Fizik Değil Fikirdir İnsanı Yürüten
Doza Arkadaş yoğun ısrarları üzerine 2008’de Erzurum gruplarına dahil oldu. Uzun soluklu yolculukların ardından hayal ettiği yere varan Doza arkadaşın ne yazık ki ağır sağlık sorunları yaşandı. Buna rağmen dönmek istemese de parti yönetimimiz tarafından çekilerek tedavi sürecine alındı. Önderliğin sözleriyle kendini yaşama ve savaşa kilitlemiş olan Doza Arkadaş, hiçbir zaman durmak nedir bilmedi. Çabucak toparlandı ve devrim görevlerine sarıldı. Sağlık sorunları olsa da çelikten iradesiyle dimdik bir mücadelenin sahibi oldu. Yapısı ve arkadaşları tarafından oldukça çok sevilen Komutan Doza, Önder Apo’nun fikirleriyle insanları eğitmeyi çok büyük bir tutkuyla gerçekleştirdi. Tekrar yoğun ısrarları üzerine 2015 yılında Kuzey gruplarına dahil oldu.
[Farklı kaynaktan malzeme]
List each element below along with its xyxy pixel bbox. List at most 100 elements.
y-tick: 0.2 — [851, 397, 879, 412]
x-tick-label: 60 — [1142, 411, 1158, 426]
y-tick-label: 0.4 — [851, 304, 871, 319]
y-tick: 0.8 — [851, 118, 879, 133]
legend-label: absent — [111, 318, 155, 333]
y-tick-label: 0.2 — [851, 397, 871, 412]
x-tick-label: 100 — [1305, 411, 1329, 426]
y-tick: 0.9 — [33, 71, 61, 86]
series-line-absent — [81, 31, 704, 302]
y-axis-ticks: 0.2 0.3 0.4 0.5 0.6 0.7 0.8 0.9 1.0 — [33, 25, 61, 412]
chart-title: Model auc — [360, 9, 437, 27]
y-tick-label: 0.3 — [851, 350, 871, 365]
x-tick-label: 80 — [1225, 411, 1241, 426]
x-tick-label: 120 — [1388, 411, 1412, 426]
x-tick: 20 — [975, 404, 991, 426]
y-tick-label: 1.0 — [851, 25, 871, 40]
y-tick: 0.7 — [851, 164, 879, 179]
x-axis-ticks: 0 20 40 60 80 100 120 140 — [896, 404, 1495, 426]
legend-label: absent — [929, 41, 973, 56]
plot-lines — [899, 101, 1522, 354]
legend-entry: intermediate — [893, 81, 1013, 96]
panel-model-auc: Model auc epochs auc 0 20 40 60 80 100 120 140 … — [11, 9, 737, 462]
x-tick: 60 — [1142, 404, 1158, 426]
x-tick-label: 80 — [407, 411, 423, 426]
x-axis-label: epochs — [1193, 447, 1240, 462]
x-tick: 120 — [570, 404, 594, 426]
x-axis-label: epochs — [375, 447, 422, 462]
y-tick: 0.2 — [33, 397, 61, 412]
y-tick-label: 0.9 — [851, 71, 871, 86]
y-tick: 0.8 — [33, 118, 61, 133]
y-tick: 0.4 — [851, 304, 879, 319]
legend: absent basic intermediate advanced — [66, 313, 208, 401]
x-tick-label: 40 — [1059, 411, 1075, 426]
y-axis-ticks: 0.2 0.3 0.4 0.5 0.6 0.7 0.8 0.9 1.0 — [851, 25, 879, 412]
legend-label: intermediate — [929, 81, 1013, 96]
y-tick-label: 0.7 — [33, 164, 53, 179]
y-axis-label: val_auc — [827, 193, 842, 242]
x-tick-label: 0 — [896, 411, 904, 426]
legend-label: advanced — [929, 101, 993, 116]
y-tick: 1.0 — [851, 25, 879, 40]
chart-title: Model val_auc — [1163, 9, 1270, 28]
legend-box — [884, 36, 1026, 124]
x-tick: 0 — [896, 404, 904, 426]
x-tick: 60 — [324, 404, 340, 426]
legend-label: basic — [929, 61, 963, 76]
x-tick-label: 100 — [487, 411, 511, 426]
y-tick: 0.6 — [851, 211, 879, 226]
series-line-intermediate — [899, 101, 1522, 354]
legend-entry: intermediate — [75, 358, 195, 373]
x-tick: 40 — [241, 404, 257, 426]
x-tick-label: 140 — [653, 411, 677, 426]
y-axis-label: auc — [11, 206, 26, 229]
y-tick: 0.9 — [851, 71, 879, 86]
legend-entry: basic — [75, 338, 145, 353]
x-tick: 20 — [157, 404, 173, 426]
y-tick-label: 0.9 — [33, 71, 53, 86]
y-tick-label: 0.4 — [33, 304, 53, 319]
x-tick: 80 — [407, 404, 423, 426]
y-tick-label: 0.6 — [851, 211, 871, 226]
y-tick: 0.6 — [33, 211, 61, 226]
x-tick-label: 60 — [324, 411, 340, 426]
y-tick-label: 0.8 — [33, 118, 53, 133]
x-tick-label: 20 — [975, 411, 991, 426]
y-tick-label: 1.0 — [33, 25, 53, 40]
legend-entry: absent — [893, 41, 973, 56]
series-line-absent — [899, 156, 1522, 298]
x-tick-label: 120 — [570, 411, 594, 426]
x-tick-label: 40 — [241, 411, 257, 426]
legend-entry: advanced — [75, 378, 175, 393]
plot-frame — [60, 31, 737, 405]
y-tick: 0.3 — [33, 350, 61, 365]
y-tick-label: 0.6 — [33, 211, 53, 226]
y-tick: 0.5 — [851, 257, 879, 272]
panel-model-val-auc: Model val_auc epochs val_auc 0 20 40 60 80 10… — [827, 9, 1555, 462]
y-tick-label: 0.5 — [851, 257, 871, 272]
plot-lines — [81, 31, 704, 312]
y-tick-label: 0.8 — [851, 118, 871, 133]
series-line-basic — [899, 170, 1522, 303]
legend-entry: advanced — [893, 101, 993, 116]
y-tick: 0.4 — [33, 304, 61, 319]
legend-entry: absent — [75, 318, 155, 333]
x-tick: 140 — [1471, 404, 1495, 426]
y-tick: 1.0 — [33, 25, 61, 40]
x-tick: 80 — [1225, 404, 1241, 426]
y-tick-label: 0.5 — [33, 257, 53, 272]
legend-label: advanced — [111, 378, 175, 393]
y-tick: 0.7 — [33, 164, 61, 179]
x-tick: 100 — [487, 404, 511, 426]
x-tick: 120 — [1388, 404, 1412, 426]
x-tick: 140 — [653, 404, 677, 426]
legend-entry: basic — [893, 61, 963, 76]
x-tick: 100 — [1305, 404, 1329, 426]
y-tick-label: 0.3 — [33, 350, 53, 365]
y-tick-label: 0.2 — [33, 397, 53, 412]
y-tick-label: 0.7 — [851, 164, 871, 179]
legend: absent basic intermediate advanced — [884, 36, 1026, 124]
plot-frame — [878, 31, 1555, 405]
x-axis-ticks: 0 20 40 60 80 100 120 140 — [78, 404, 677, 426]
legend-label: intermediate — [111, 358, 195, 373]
Amed, Davamızın Zaferini Kutlayacağımız Mekandır
Bu defa yolculuk Amed’eydi. Amed tüm Kürt halkının hayallerindeki ortak nokta…Orası, Sur’larında Önderlik ile buluşulacak ve zaferin kutlanacağı mekân. Orası mahşeri kitlelerin tek yürek olduğu, tek ses olduğu mekân. Orası Ortadoğu’nun kalbi ve asırlar boyu süren özgürlük susuzluğunu aştıracak olan akarsu kaynağı. Amed, Medlerin olan, bizim olan toprak ve Amed Doza’nın davasını yürüttüğü ülkesinin başkenti… Doza Arkadaş büyük bir coşkuyla adım adım dağları arşınlayarak gittiği Amed alanında Eyalet Komutanlığı düzeyinde sorumluluk üstlendi. Hiçbir ayrım yapmadan bölgedeki her türlü pratik çalışmadan tutalım yanındaki arkadaşların eğitimine kadar her şeyde sorumlu bir yaklaşım gösterdi. Çevresi için bir çözüm merkezi olabilmeyi başarabilen Doza Arkadaş, doğal otoritesiyle genç arkadaşları için hep örnek bir duruşun sahibi oldu. Her gece Amed Surları’ndaki mahşeri zafer buluşmasının hayaliyle uyuyup her güne, davası adına verdiği sözlerle uyandı.
24 Kasım 2016 tarihinde düşmanla yaşanan çatışmada son mermisine kadar savaşan Doza Arkadaş 6 yoldaşıyla beraber kahramanca şehadete ulaştı. 33 yıllık ömrüne 20 yıllık amansız savaşlar ve büyük başarılar sığdıran Doza Arkadaş, Kürt Kadın Mücadelesi için unutulmaz öncülerden oldu. İlkesel duruşuyla tüm yoldaşlarının yüreğini fetheden Doza Arkadaş hiçbir engel tanımayan engin bir irade timsali oldu. O tüm varlığını adadığı davanın adı oldu. Doza Welat, emeği, çabası ve duruşuyla özgürlük savaşını bir adım daha zafere taşıdı.